Sunday, December 18, 2011

I Love Sundays in Paris

There is something about Sundays in Paris I love.  Apart from the odd person walking their dog, or another scurrying off to market, the streets are quiet, in the morning.   I took this opportunity to take some photos before the crowds hit the street for church and Sunday brunch.

At numbers 11-13, on rue Francois Miron in the 4th arrondissement are two half timbered houses, which I have been looking forward to photographing, not so easy with freezing fingers that felt like they were ready to snap off in the cold morning air and without a wide angled lens.  However, I gave it a shot.

These historic, protected medieval houses, would have once had shop counters on the ground level.

The photographs don't really do the buildings justice, from where the stone meets the timber at ground and first level, it bellies out like a ship.  Giving the appearance that the house is bursting at the seams.  Which in a sense it probably is, bursting at the seams with memories, if only those walls could talk.

My fingers couldn't bare the pain anymore, so I popped my gloves on and moved on ...

Arriving just around the Corner at Memorial de la Shoah, the Museum of Jewish Documentation.

The church bells of Notre Dame were ringing as I stood in the sombre courtyard viewing the names of the Jewish people who were deported from France between 1942 and 1944.

Engraved on stone are the names of 76,000 Jews, 11,000 of them,  children.

During a three year period in France alone, all the people listed on these walls,  died or were murdered in an attempt to exterminate Judaism in Europe.

Inside the museum, one room is dedicated to the 11,000 children lives that were lost.

Naturally, a museum of this nature is sad, confronting and harrowing but at the same time, extremely well put together.  Some of the imagery and footage, has warnings, to prepare you, to let you decide, if you want to continue viewing.

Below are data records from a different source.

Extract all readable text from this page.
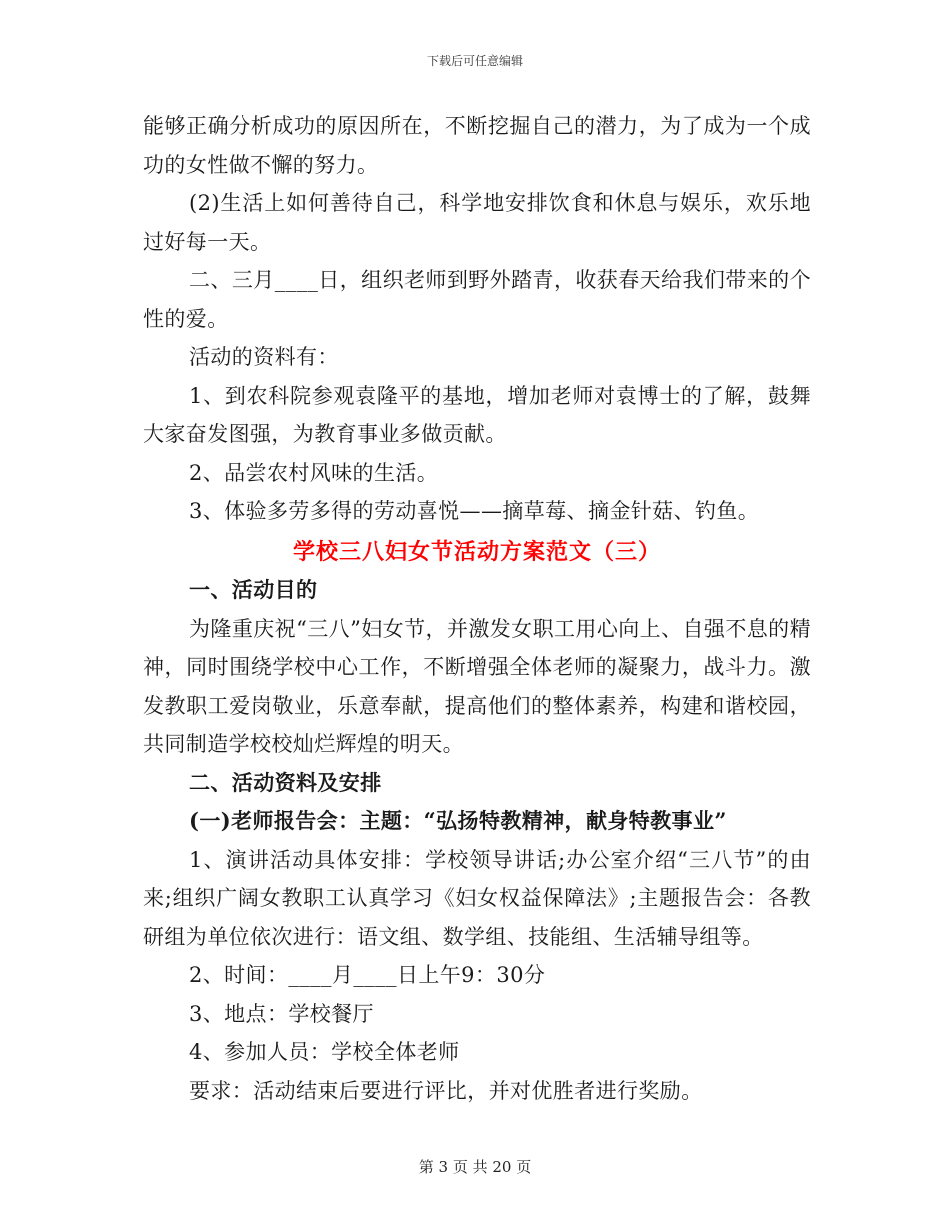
下载后可任意编辑

能够正确分析成功的原因所在，不断挖掘自己的潜力，为了成为一个成功的女性做不懈的努力。

(2)生活上如何善待自己，科学地安排饮食和休息与娱乐，欢乐地过好每一天。

二、三月____日，组织老师到野外踏青，收获春天给我们带来的个性的爱。

活动的资料有：

1、到农科院参观袁隆平的基地，增加老师对袁博士的了解，鼓舞大家奋发图强，为教育事业多做贡献。

2、品尝农村风味的生活。

3、体验多劳多得的劳动喜悦——摘草莓、摘金针菇、钓鱼。

学校三八妇女节活动方案范文（三）

一、活动目的

为隆重庆祝“三八”妇女节，并激发女职工用心向上、自强不息的精神，同时围绕学校中心工作，不断增强全体老师的凝聚力，战斗力。激发教职工爱岗敬业，乐意奉献，提高他们的整体素养，构建和谐校园，共同制造学校校灿烂辉煌的明天。

二、活动资料及安排

(一)老师报告会：主题：“弘扬特教精神，献身特教事业”

1、演讲活动具体安排：学校领导讲话;办公室介绍“三八节”的由来;组织广阔女教职工认真学习《妇女权益保障法》;主题报告会：各教研组为单位依次进行：语文组、数学组、技能组、生活辅导组等。

2、时间：____月____日上午9：30分

3、地点：学校餐厅

4、参加人员：学校全体老师

要求：活动结束后要进行评比，并对优胜者进行奖励。

第 3 页 共 20 页
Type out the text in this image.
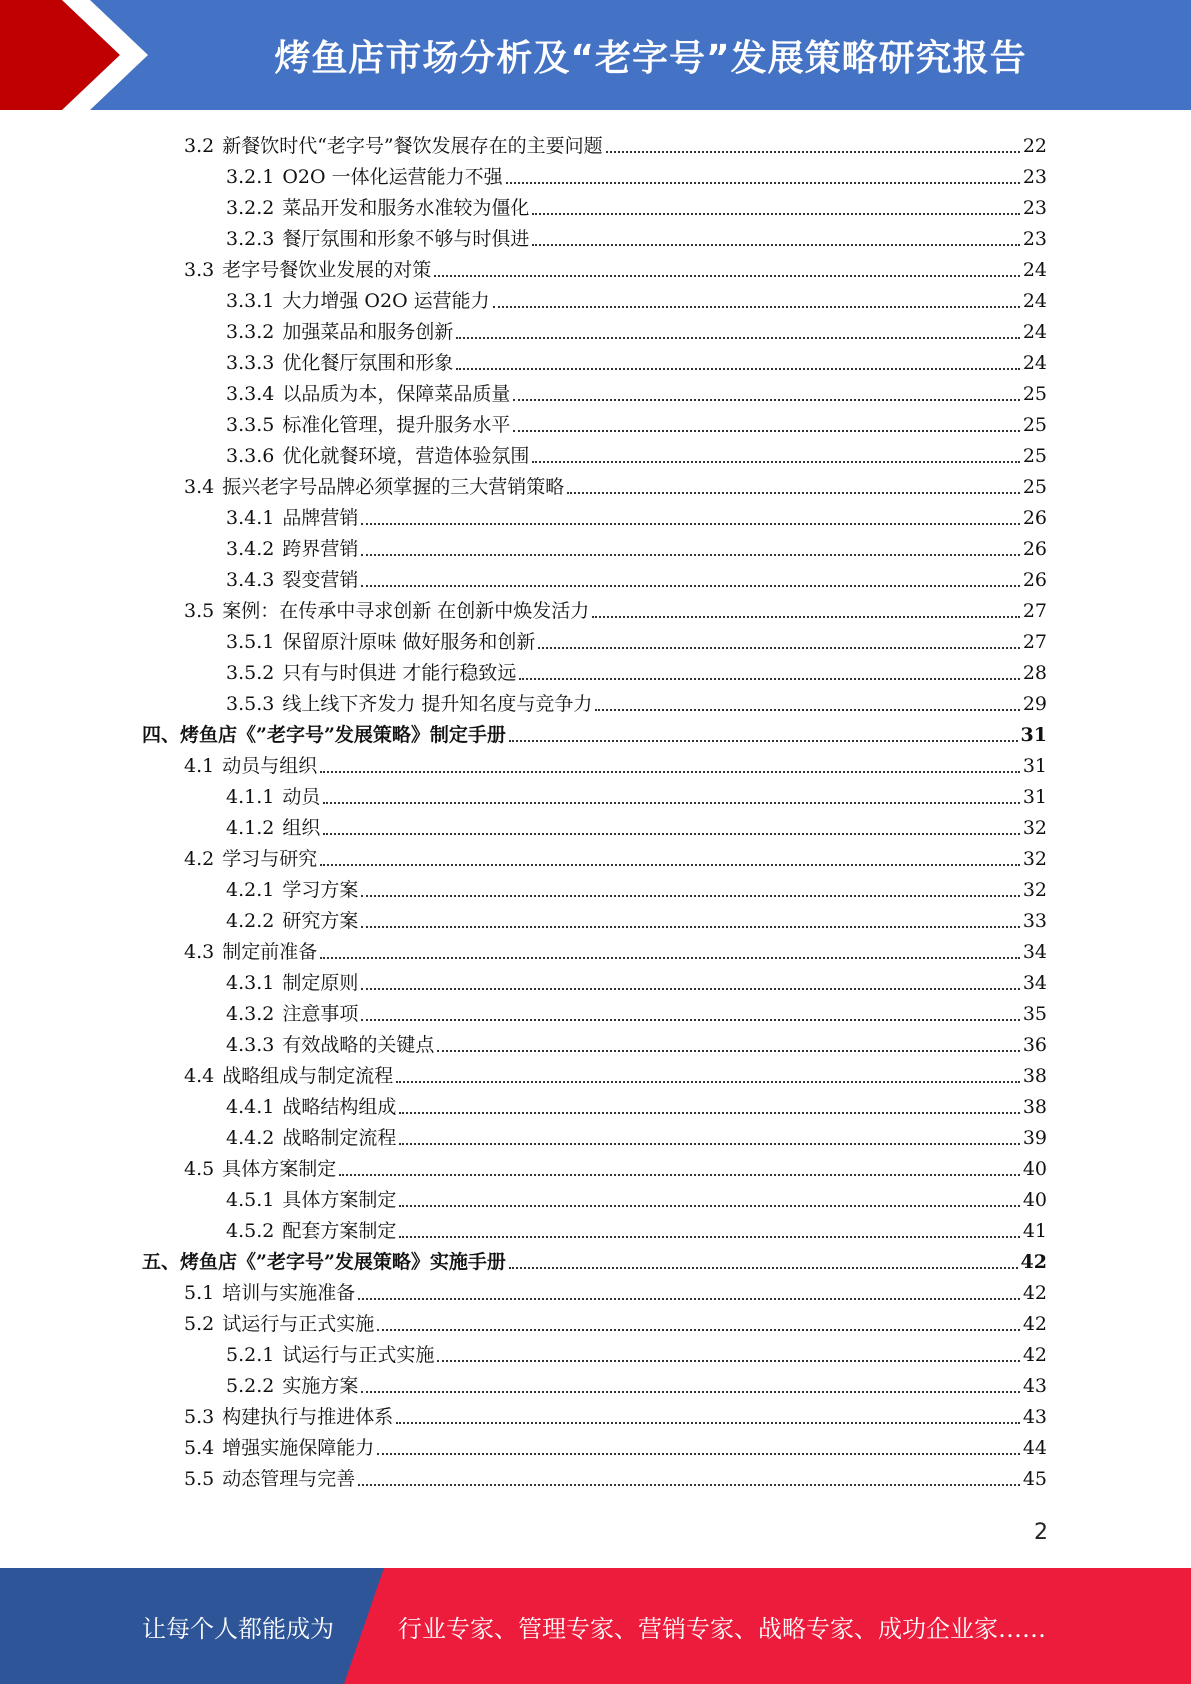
烤鱼店市场分析及“老字号”发展策略研究报告
3.2 新餐饮时代“老字号”餐饮发展存在的主要问题	22
3.2.1 O2O 一体化运营能力不强	23
3.2.2 菜品开发和服务水准较为僵化	23
3.2.3 餐厅氛围和形象不够与时俱进	23
3.3 老字号餐饮业发展的对策	24
3.3.1 大力增强 O2O 运营能力	24
3.3.2 加强菜品和服务创新	24
3.3.3 优化餐厅氛围和形象	24
3.3.4 以品质为本，保障菜品质量	25
3.3.5 标准化管理，提升服务水平	25
3.3.6 优化就餐环境，营造体验氛围	25
3.4 振兴老字号品牌必须掌握的三大营销策略	25
3.4.1 品牌营销	26
3.4.2 跨界营销	26
3.4.3 裂变营销	26
3.5 案例：在传承中寻求创新 在创新中焕发活力	27
3.5.1 保留原汁原味 做好服务和创新	27
3.5.2 只有与时俱进 才能行稳致远	28
3.5.3 线上线下齐发力 提升知名度与竞争力	29
四、 烤鱼店《”老字号”发展策略》制定手册	31
4.1 动员与组织	31
4.1.1 动员	31
4.1.2 组织	32
4.2 学习与研究	32
4.2.1 学习方案	32
4.2.2 研究方案	33
4.3 制定前准备	34
4.3.1 制定原则	34
4.3.2 注意事项	35
4.3.3 有效战略的关键点	36
4.4 战略组成与制定流程	38
4.4.1 战略结构组成	38
4.4.2 战略制定流程	39
4.5 具体方案制定	40
4.5.1 具体方案制定	40
4.5.2 配套方案制定	41
五、 烤鱼店《”老字号”发展策略》实施手册	42
5.1 培训与实施准备	42
5.2 试运行与正式实施	42
5.2.1 试运行与正式实施	42
5.2.2 实施方案	43
5.3 构建执行与推进体系	43
5.4 增强实施保障能力	44
5.5 动态管理与完善	45
2
让每个人都能成为	行业专家、管理专家、营销专家、战略专家、成功企业家……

One piece that didn't have a warning, which sent shivers through my body, was a piece of fabric.

The plaque read, this fabric was made from the hair of deported Jewish women.  Upon closer inspection, I could see thousands of pieces of human, hair nestled amongst the surface of the fabric.

This museum, is not for everyone, although everyone is welcome.

Perhaps memorials of this ilk, will ensure, this kind of atrocity doesn't happen again.

As I braced myself for the cold outside again, I thought a nice cup of tea was in order, so I headed to Mariage Freres, the simply wonderful tea shop, on 30 rue du Bourg-Tibourg, in the Marias;  the Jewish Quarter.